Poszło o to, że poważni inwestorzy, Black Rock i Columbia Threadneedle, domagają się zmian w radzie dyrektorów. Brytyjskie zasady zalecają dla przewodniczącego rady (chair) i dyrektorów niewykonawczych (NEDs) posługę nie dłuższą niż dziewięć lat. Tim Martin założył spółkę w 1979 r. i przewodniczy radzie od 36 lat, a w JDW średnia tenury dyrektorów niewykonawczych to 15 lat. Firma doradcza Pensions & Investment Research Consultants (PIRC) zaleciła akcjonariatowi odrzucenie sprawozdań JWD, w których naliczono ponad 2 tysiące słów wymierzonych w Unię Europejską. Nadto media ujawniły nielegalne wydatki spółki na cele polityczne: 94 586 funtów kosztowało wsparcie kampanii na rzecz brexitu. W tym wyprodukowanie blisko 2 milionów podkładek pod piwo atakujących, a jakże, winnych wszelkiemu złu Francuzów, zwłaszcza Christine Lagarde.
Na konferencji wynikowej Tim Martin zareagował nadzwyczaj impulsywnie. Zasady corporate governance zdyskredytował jako nic niewarte, ich rzeczników jako osobników zapatrzonych we własne pępki.
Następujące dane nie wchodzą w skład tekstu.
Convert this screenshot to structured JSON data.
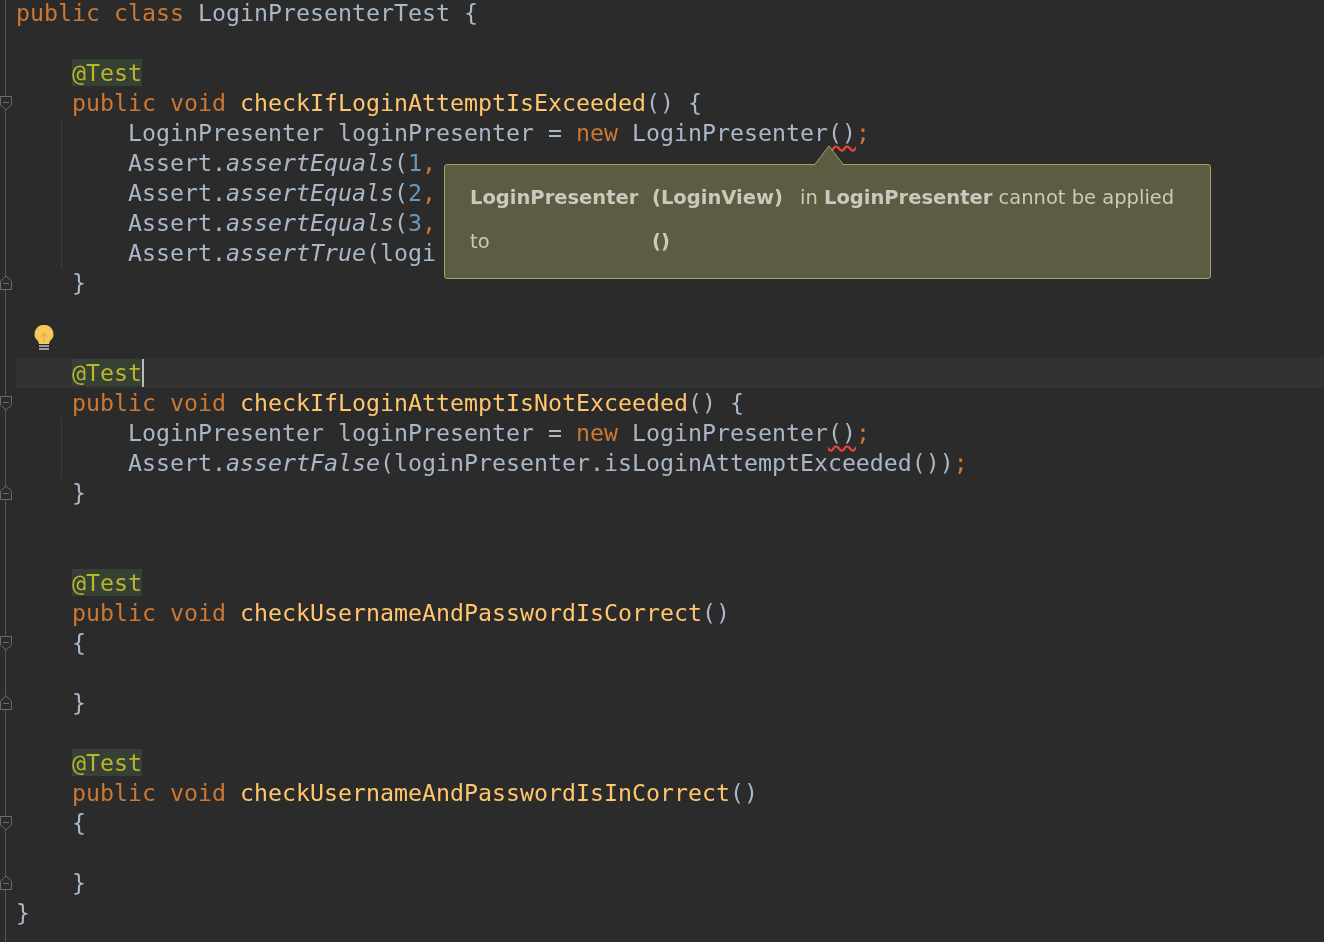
{
  "editor": {
    "lines": [
      {
        "kind": "code",
        "tokens": [
          {
            "text": "public class",
            "kind": "keyword"
          },
          {
            "text": " LoginPresenterTest {",
            "kind": "plain"
          }
        ]
      },
      {
        "kind": "blank"
      },
      {
        "kind": "code",
        "tokens": [
          {
            "text": "    @Test",
            "kind": "annotation"
          }
        ]
      },
      {
        "kind": "code",
        "fold_start": true,
        "tokens": [
          {
            "text": "    public void",
            "kind": "keyword"
          },
          {
            "text": " checkIfLoginAttemptIsExceeded",
            "kind": "method"
          },
          {
            "text": "() {",
            "kind": "plain"
          }
        ]
      },
      {
        "kind": "code",
        "guide": true,
        "tokens": [
          {
            "text": "        LoginPresenter loginPresenter = ",
            "kind": "plain"
          },
          {
            "text": "new",
            "kind": "keyword"
          },
          {
            "text": " LoginPresenter",
            "kind": "plain"
          },
          {
            "text": "()",
            "kind": "error"
          },
          {
            "text": ";",
            "kind": "keyword"
          }
        ]
      },
      {
        "kind": "code",
        "guide": true,
        "tokens": [
          {
            "text": "        Assert.",
            "kind": "plain"
          },
          {
            "text": "assertEquals",
            "kind": "call"
          },
          {
            "text": "(",
            "kind": "plain"
          },
          {
            "text": "1",
            "kind": "number"
          },
          {
            "text": ",",
            "kind": "keyword"
          }
        ]
      },
      {
        "kind": "code",
        "guide": true,
        "tokens": [
          {
            "text": "        Assert.",
            "kind": "plain"
          },
          {
            "text": "assertEquals",
            "kind": "call"
          },
          {
            "text": "(",
            "kind": "plain"
          },
          {
            "text": "2",
            "kind": "number"
          },
          {
            "text": ",",
            "kind": "keyword"
          }
        ]
      },
      {
        "kind": "code",
        "guide": true,
        "tokens": [
          {
            "text": "        Assert.",
            "kind": "plain"
          },
          {
            "text": "assertEquals",
            "kind": "call"
          },
          {
            "text": "(",
            "kind": "plain"
          },
          {
            "text": "3",
            "kind": "number"
          },
          {
            "text": ",",
            "kind": "keyword"
          }
        ]
      },
      {
        "kind": "code",
        "guide": true,
        "tokens": [
          {
            "text": "        Assert.",
            "kind": "plain"
          },
          {
            "text": "assertTrue",
            "kind": "call"
          },
          {
            "text": "(logi",
            "kind": "plain"
          }
        ]
      },
      {
        "kind": "code",
        "fold_end": true,
        "tokens": [
          {
            "text": "    }",
            "kind": "plain"
          }
        ]
      },
      {
        "kind": "blank"
      },
      {
        "kind": "blank",
        "lightbulb": true
      },
      {
        "kind": "code",
        "current": true,
        "tokens": [
          {
            "text": "    @Test",
            "kind": "annotation",
            "caret": true
          }
        ]
      },
      {
        "kind": "code",
        "fold_start": true,
        "tokens": [
          {
            "text": "    public void",
            "kind": "keyword"
          },
          {
            "text": " checkIfLoginAttemptIsNotExceeded",
            "kind": "method"
          },
          {
            "text": "() {",
            "kind": "plain"
          }
        ]
      },
      {
        "kind": "code",
        "guide": true,
        "tokens": [
          {
            "text": "        LoginPresenter loginPresenter = ",
            "kind": "plain"
          },
          {
            "text": "new",
            "kind": "keyword"
          },
          {
            "text": " LoginPresenter",
            "kind": "plain"
          },
          {
            "text": "()",
            "kind": "error"
          },
          {
            "text": ";",
            "kind": "keyword"
          }
        ]
      },
      {
        "kind": "code",
        "guide": true,
        "tokens": [
          {
            "text": "        Assert.",
            "kind": "plain"
          },
          {
            "text": "assertFalse",
            "kind": "call"
          },
          {
            "text": "(loginPresenter.isLoginAttemptExceeded())",
            "kind": "plain"
          },
          {
            "text": ";",
            "kind": "keyword"
          }
        ]
      },
      {
        "kind": "code",
        "fold_end": true,
        "tokens": [
          {
            "text": "    }",
            "kind": "plain"
          }
        ]
      },
      {
        "kind": "blank"
      },
      {
        "kind": "blank"
      },
      {
        "kind": "code",
        "tokens": [
          {
            "text": "    @Test",
            "kind": "annotation"
          }
        ]
      },
      {
        "kind": "code",
        "tokens": [
          {
            "text": "    public void",
            "kind": "keyword"
          },
          {
            "text": " checkUsernameAndPasswordIsCorrect",
            "kind": "method"
          },
          {
            "text": "()",
            "kind": "plain"
          }
        ]
      },
      {
        "kind": "code",
        "fold_start": true,
        "tokens": [
          {
            "text": "    {",
            "kind": "plain"
          }
        ]
      },
      {
        "kind": "blank"
      },
      {
        "kind": "code",
        "fold_end": true,
        "tokens": [
          {
            "text": "    }",
            "kind": "plain"
          }
        ]
      },
      {
        "kind": "blank"
      },
      {
        "kind": "code",
        "tokens": [
          {
            "text": "    @Test",
            "kind": "annotation"
          }
        ]
      },
      {
        "kind": "code",
        "tokens": [
          {
            "text": "    public void",
            "kind": "keyword"
          },
          {
            "text": " checkUsernameAndPasswordIsInCorrect",
            "kind": "method"
          },
          {
            "text": "()",
            "kind": "plain"
          }
        ]
      },
      {
        "kind": "code",
        "fold_start": true,
        "tokens": [
          {
            "text": "    {",
            "kind": "plain"
          }
        ]
      },
      {
        "kind": "blank"
      },
      {
        "kind": "code",
        "fold_end": true,
        "tokens": [
          {
            "text": "    }",
            "kind": "plain"
          }
        ]
      },
      {
        "kind": "code",
        "tokens": [
          {
            "text": "}",
            "kind": "plain"
          }
        ]
      }
    ]
  },
  "tooltip": {
    "rows": [
      [
        "**LoginPresenter**",
        "**(LoginView)**",
        "in **LoginPresenter** cannot be applied"
      ],
      [
        "to",
        "**()**"
      ]
    ]
  }
}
Krzyczał o chorobie mechanicznego odhaczania zaleceń, których stosowanie narzuca krótkoterminową perspektywę i produkcję długich, nieczytelnych sprawozdań pełnych żargonu, komunałów i upiększeń rzeczywistości, co owocuje marnymi lub katastrofalnymi wynikami. Zresztą rygorystyczne kierowanie się zasadami corporate governance kreuje miernoty i bankrutów. Co najgorsze, obłudni krytycy sami nie stosują zasad surowo wymaganych przezeń od innych.
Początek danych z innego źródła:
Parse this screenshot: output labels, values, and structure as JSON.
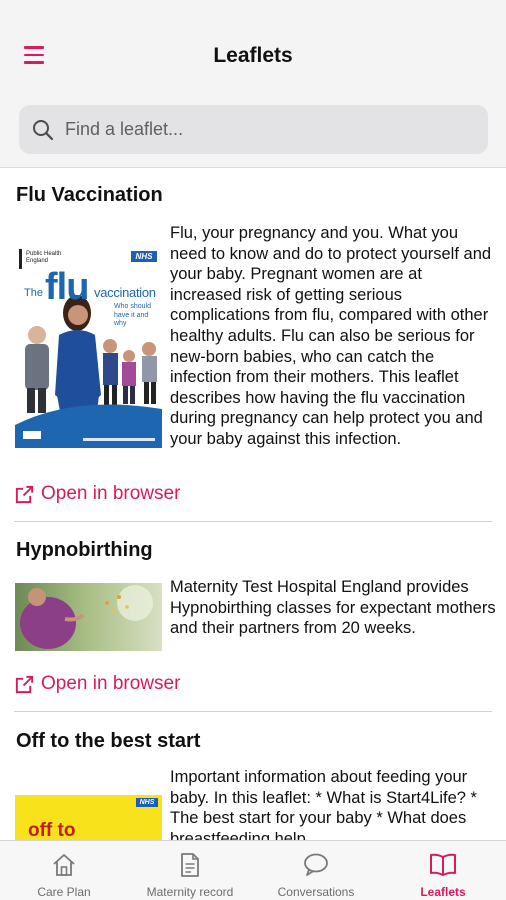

Martin ma za złe, że PIRC ma w radzie dyrektorów raptem jednego niezależnego członka, a od JDW oczekuje czterech lub nawet pięciu niezależnych. Oraz że założyciel PIRC Alan McDougall pełni w tej radzie posługę aż od 33 lat, przedstawia się na Twitterze jako „ekspert governance" (gdyby to było karalne, prosiłbym o wymiar łagodny) i „były Eurokomunista". A Black Rock w radzie dyrektorów trzyma niezależnych ponad dziewięć lat, podobnie jak spółka matka Threadneedle. Zresztą Wyrocznia z Omaha nie widzi przeszkód, by w radzie Berkshire Hathaway niezależny posługiwał od 19 lat. Czyli: zasadę „stosuj lub wyjaśnij" Tim Martin praktykuje jako „nie stosuj i wyzywaj krytyków". Kto krzyczy, zazwyczaj nie ma racji, ale z tym podwójnymi standardami przecież jest coś na rzeczy.
Namiętne wspieranie brexitu sporo Martina kosztuje. Kiedyś obniżył w swoich pubach ceny średnio o 20 pensów na pincie (0,56826 litra) piwa, twierdząc, że różnica jest kosztem członkostwa w Unii, więc po wyjściu z niej, najlepiej bez umowy, ceny – jak widać – spadną, bowiem akcyza płynie do Brukseli. Walcząc z unijnymi produktami, zastąpił francuskie szampany marnymi winami musującymi z Wysp (nie miałem odwagi sprawdzić, czy podaje je na ciepło, jak angielskie piwa), wycofał piwa niemieckie, a Jägermeistera zastąpił lokalną podróbką. Pffu!